Monday, November 5, 2007

Bolzano = Bozen


We went to Bolzano for the weekend (anniverary time, 18 years). First, here are some relevant links:

The region:
http://en.wikipedia.org/wiki/Trentino-Alto_Adige/S%C3%BCdtirol
The town:
http://www.bolzano-bozen.it/
San Genesio, a town we took cable car up to (about 3300 feet):
http://www.jenesien.net/
Hotel we stayed at:
http://www.hotelhanny.it/
Majestic trees above San Genesio:
http://en.wikipedia.org/wiki/Larch
About the wine and grapes grown around Bolzano:
http://www.italyslowtravel.com/E/schedaAree.asp?ID=15
Dolomites:
http://en.wikipedia.org/wiki/Dolomites
Lunch spot on Saturday during our hike:
http://www.gasthof-locher.com/

First things first, Bolzano was amazingly clean. Florence with all its abundant charms is not exactly the cleanest city. (Our teacher at school blames the tourists. I think it is partially the locals as well.) Anyway, Bolzano was clean (no trash, dog crap, and few to no Senegalese hawking sunglasses or Rolexes or Gucci – sorry but only so much of that I can take) and the city was quaint. The city is also very German as it was annexed in only 1919. You will hear more German than Italian. We were the only American tourists around for miles…. The Germans thought we were Italian and the Italians thought we were German. Stuck in the middle.

Bolzano is a city that brings to mind the word “utopia” – it was that picture perfect (for the two days we were there at least). I’m sure it has its warts but I could not get over the miles of bike paths and walking trails, cable cars to higher mountain towns, efficient roadways, direct train service, and stunning scenery to name a few things. Coming from a city like Seattle that prides itself on being bike friendly, I had to just laugh and cry at the same time walking around and riding around (on a hotel beater bike) – Seattle ain’t got it going one bit as far as I’m concerned. Of course the median income in Bolzano I’m guessing is pretty high and dictates that those amenities are put in place? There were paths that ringed the city (mostly flat) or paths along the mountain side that ringed the city or paths that climbed into the mountains.

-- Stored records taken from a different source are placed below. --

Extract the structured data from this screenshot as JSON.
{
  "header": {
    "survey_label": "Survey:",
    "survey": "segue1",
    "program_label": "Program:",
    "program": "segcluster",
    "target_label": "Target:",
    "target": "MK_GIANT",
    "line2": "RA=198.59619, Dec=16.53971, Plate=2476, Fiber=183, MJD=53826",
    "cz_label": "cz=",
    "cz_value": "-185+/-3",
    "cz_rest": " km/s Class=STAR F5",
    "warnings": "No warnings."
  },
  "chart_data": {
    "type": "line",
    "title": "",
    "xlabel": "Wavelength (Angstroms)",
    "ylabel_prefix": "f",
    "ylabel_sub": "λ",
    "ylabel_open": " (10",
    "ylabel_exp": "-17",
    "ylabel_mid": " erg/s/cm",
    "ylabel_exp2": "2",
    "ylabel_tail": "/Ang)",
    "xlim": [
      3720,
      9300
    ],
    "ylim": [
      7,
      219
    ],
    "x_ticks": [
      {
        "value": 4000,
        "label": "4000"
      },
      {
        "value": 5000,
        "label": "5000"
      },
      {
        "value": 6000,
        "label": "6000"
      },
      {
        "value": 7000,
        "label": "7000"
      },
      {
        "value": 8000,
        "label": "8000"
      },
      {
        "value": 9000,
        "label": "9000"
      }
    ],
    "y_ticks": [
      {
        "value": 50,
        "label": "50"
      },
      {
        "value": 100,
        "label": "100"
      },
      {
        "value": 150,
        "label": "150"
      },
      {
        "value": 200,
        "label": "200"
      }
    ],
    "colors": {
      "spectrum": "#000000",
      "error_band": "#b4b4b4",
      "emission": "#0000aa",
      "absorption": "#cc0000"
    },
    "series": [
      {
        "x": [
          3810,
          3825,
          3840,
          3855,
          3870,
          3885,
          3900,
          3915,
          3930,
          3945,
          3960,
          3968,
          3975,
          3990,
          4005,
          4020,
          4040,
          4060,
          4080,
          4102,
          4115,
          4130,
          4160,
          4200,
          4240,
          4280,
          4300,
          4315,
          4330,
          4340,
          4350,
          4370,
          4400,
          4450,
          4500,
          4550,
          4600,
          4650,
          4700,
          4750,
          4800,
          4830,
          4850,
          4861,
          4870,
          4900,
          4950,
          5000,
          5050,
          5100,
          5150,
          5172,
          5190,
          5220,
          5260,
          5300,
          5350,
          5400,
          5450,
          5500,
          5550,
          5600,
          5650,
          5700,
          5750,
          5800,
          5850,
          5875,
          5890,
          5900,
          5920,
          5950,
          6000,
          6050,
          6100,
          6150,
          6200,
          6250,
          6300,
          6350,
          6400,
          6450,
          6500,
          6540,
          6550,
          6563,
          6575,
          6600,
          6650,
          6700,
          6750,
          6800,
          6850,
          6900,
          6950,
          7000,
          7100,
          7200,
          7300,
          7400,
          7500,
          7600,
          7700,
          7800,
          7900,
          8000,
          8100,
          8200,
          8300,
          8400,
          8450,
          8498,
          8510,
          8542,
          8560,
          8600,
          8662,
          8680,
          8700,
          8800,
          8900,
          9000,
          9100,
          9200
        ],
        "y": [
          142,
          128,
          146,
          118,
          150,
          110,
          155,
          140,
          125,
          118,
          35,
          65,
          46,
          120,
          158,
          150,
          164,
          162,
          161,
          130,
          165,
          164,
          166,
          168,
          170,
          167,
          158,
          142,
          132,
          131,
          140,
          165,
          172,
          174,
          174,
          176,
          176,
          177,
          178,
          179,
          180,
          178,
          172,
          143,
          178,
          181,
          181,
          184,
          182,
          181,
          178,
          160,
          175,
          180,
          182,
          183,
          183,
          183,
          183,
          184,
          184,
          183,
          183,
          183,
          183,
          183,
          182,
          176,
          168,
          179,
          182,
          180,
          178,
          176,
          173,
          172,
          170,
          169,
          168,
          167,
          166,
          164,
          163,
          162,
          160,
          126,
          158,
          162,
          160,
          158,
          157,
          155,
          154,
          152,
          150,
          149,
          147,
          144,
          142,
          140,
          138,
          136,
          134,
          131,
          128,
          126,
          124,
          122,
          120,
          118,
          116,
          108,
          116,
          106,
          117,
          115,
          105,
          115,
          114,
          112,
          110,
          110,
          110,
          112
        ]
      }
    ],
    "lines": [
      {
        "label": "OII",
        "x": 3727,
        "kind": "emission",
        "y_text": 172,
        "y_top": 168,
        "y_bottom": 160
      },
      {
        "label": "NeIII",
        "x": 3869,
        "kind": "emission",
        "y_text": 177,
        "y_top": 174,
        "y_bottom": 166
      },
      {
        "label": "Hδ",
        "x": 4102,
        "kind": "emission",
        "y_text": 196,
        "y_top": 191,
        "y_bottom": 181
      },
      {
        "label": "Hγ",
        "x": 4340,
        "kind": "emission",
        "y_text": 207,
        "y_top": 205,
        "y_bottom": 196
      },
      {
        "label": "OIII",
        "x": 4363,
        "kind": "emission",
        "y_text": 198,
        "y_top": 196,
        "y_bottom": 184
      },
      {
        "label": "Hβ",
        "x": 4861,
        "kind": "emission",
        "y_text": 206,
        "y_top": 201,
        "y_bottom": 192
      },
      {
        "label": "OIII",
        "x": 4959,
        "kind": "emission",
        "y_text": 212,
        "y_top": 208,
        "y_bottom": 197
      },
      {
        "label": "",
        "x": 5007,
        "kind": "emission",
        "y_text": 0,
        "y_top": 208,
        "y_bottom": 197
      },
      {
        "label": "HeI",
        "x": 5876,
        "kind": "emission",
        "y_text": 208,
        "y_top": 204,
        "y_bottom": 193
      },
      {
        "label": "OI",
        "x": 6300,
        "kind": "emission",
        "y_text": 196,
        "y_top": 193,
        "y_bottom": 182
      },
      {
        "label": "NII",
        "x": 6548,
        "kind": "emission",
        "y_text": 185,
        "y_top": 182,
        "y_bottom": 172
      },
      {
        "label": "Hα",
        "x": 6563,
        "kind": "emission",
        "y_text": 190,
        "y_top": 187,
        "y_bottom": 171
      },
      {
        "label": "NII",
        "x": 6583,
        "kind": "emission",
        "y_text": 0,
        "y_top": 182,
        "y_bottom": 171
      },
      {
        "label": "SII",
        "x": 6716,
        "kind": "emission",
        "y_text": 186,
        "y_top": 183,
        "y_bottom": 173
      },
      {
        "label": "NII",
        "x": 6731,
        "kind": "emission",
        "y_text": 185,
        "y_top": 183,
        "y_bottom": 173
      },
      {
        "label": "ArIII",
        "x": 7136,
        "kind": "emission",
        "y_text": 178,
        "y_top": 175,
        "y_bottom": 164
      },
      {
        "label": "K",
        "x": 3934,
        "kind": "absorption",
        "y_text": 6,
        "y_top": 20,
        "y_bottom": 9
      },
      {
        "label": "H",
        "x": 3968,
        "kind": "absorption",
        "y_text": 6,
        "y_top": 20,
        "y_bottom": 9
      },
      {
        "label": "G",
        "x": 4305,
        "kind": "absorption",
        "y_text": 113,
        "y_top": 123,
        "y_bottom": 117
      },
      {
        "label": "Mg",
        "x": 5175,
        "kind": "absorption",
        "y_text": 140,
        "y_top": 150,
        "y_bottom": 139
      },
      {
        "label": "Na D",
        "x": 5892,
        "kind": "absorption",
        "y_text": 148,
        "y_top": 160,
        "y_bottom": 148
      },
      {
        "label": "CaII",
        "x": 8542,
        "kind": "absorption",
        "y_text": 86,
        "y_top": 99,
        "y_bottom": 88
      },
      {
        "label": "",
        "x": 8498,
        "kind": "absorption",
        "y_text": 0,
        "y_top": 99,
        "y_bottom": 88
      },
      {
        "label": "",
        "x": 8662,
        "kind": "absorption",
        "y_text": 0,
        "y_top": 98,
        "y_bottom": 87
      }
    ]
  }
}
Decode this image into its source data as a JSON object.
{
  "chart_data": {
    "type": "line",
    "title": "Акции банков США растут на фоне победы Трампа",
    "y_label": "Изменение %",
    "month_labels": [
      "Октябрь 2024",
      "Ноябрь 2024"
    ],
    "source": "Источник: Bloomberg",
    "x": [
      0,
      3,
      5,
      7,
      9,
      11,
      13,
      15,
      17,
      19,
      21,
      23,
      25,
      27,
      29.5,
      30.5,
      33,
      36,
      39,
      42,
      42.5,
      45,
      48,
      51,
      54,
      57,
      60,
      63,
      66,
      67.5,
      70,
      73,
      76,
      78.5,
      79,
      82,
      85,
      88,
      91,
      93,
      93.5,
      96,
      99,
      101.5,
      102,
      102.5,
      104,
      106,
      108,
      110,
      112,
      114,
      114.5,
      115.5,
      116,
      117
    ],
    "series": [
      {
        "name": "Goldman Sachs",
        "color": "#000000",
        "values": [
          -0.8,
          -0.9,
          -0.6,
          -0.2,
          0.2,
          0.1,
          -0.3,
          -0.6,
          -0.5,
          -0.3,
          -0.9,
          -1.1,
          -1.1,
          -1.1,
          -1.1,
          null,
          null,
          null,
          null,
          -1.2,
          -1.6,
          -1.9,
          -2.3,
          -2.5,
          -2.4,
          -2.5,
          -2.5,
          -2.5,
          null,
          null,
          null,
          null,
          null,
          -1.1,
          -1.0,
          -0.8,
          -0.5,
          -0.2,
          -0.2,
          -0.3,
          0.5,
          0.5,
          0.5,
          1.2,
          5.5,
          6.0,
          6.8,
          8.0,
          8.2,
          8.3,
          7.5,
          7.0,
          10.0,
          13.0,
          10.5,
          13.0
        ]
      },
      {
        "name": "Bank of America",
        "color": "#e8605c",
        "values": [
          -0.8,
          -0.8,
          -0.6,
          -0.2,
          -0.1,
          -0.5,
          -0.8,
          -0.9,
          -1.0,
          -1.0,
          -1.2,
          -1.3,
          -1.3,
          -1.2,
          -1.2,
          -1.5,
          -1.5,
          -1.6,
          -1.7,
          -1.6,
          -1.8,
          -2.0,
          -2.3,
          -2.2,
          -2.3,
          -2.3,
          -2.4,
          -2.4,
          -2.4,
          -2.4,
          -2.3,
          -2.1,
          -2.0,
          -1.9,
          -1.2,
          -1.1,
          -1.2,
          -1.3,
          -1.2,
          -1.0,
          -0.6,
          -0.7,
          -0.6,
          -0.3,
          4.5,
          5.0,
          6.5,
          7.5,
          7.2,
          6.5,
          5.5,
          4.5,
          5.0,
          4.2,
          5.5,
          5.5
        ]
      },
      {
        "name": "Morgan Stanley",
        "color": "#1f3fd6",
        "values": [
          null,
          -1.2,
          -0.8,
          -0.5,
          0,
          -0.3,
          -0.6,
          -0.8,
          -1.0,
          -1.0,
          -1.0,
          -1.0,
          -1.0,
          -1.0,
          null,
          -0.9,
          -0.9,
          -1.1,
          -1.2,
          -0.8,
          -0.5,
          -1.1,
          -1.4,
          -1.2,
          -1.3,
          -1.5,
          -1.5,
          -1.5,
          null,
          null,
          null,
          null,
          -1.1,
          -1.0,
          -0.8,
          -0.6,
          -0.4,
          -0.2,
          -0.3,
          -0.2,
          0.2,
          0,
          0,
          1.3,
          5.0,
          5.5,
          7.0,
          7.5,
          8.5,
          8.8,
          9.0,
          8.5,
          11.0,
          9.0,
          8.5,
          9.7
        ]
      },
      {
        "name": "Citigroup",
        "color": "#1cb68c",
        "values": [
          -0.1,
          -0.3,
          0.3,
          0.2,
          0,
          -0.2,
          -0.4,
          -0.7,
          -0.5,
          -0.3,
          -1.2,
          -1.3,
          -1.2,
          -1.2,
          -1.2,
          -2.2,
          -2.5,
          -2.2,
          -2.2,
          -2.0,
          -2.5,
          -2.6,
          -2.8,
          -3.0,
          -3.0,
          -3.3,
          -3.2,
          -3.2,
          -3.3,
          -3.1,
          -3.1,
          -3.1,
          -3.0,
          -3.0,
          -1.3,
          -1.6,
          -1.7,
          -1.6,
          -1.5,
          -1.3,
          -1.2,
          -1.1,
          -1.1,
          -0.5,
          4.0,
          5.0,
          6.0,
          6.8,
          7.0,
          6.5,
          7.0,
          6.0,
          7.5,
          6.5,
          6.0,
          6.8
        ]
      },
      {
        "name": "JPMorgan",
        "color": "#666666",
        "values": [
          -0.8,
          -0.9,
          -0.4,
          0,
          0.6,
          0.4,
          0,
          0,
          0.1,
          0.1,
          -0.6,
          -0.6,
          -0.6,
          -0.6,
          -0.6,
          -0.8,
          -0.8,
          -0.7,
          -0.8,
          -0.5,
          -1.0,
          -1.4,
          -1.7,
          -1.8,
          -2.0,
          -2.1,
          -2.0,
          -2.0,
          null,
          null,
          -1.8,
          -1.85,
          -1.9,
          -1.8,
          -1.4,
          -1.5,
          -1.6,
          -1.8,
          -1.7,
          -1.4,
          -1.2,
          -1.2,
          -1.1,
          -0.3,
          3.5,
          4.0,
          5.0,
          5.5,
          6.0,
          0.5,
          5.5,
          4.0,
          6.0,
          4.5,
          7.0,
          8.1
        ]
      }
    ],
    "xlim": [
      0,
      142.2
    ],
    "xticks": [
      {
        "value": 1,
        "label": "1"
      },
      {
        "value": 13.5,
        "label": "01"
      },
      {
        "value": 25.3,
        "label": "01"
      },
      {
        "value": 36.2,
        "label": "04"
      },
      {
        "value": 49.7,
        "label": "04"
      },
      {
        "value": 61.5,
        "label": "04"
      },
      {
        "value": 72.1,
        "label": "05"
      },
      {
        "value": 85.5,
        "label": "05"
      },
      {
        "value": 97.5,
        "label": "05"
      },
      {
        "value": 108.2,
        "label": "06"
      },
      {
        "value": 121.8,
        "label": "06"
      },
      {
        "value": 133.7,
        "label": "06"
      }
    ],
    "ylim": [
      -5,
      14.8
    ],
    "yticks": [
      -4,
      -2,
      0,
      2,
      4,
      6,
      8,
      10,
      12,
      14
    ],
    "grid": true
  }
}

Well-maintained paths with water stops (Bolzano also has amazingly tasty water).

We arrived on Friday night and walked to the hotel – a bit far, but doable from the train station. Saturday we had a fabulous breakfast and took the funivia up to San Genesio. We hiked around for several hours in what we thought was jaw dropping beauty. Maybe we are easily amazed? The picture above is from that hike. There was great signage along the trails, so folks who come unprepared (like us) can get by without having bought the correct maps. (We also asked some German guys, in Italian, on the way up in the funivia what to do and they suggested the route.)

Sunday we just took it easy and chowed down again at breakfast and then hiked into town on one of the popular mountain trails that rings the town and killed time before our 1:31pm train.

The dark cloud in this story: the train back to Florence was packed. We could not get on the train we wanted and had to take another. Standing room only for 4 hours, as in many people standing, seriously overbooked. It wasn’t as bad as it sounds as we had a huge window to look out of. But, don’t get between an Italian and his or her seat reservation. Also, they’ll watch you pass out from fatigue before offering you a seat for a few minutes. Even some nuns had to sit on the floor between cars – they gave it up for a higher calling and they still didn’t catch a break. Tough crowd. Lesson here: book early. It was also a holiday weekend which wasn’t the best timing. Thursday and Friday (for many) were holidays and so many took long weekends.

We did not make it to the museum which houses Otzi which is also in Bolzano. Something to consider for next time.

1 comment:

  1. i just viewed the photos! oh my gawd. magnificent. so beautiful. i wish i was there!